Déterminez ensuite le nombre moyen de sporozoites salivaires de glande comme précédemment fait. Les parasites transgéniques de paludisme de reporter conçus pour exprimer EGFP sous le contrôle d’un promoteur fort et constitutif montrent le signal de fluorescence dans les étapes de sang, les ookinetes, les jeunes oocystes sur les midguts d’Anopheles stephensi, et dans les sporozoites isolées des glandes salivaires des femelles d’Anopheles stephensi. Les valeurs de pourcentage de parasitemia de cytométrie de flux correspondent directement aux pourcentages estimés de parasitemia obtenus en surveillant les frottis minces tachés de sang de Giemsa comme démontré confirmant la validité de cette dernière méthode de quantification.

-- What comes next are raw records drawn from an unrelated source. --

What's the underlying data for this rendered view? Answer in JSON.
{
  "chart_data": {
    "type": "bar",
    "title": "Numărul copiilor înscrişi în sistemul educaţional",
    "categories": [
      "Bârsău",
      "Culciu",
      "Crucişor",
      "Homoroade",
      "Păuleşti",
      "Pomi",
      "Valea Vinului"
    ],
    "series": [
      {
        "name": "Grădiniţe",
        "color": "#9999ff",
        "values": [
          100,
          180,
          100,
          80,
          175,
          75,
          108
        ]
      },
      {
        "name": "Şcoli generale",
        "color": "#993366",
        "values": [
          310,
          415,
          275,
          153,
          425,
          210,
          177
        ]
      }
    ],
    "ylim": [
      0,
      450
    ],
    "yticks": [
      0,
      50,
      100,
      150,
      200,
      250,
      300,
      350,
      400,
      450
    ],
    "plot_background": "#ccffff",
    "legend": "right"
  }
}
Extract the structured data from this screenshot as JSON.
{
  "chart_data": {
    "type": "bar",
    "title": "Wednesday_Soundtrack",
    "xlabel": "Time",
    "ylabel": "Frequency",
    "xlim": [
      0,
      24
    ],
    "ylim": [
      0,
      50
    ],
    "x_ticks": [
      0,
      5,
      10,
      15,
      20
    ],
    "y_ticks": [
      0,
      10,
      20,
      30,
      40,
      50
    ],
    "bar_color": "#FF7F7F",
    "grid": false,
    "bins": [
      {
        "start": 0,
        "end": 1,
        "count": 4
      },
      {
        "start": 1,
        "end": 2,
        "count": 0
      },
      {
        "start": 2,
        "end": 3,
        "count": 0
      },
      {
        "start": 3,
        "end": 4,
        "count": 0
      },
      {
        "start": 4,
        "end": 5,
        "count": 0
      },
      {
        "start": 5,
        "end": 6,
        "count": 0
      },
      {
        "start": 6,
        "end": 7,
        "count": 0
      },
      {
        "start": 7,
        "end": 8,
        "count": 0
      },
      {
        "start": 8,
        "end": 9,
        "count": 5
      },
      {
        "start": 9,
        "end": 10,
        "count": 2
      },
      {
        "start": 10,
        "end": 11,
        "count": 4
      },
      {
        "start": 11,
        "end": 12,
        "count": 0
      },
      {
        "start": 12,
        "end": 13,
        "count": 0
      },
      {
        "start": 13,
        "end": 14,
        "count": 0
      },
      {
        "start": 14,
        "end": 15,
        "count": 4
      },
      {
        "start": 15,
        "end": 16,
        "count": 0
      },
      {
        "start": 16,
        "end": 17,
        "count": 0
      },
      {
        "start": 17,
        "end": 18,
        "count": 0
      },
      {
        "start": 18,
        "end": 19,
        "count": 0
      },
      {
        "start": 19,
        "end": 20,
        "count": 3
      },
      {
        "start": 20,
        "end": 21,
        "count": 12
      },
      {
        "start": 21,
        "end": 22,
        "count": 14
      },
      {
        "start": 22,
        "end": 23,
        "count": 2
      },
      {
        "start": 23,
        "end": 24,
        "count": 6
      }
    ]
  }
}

En outre, l’estimation des pourcentages de chacune des différentes étapes asexuelles et sexuelles dépend de l’évaluation morphologique des érythrocytes qui ne peuvent pas être évalués par cytométrie de flux. La comparaison des voies intraperitoneal contre intraveineuses de l’infection indique une diminution statistiquement significative du pourcentage de parasitemia de groupe infecté par IP comparé au pourcentage infecté iv de parasitemia de groupe pendant les quatre premiers jours de l’infection démontrant que la voie IV de l’infection est une voie plus quantitativement précise pour des essais avec les étapes de sang de parasite de paludisme. Il convient de noter que le traitement à la phényléhydrazine augmente considérablement le nombre de gametocytes, ce qui augmente le taux de formation masculine de gamete, ce qui augmente à son tour le taux de fécondation et le nombre de tous les stades ultérieurs des moustiques.

Il existe une pénurie de méthodes normalisées pour l’analyse phénotypique des parasites du stade sanguin du paludisme chez les rongeurs et leur transmission au moustique vecteur. Ces méthodes aideront à fournir des protocoles normalisés et simplifiés pour l’étude de ces agents pathogènes et de leurs stades du cycle de vie.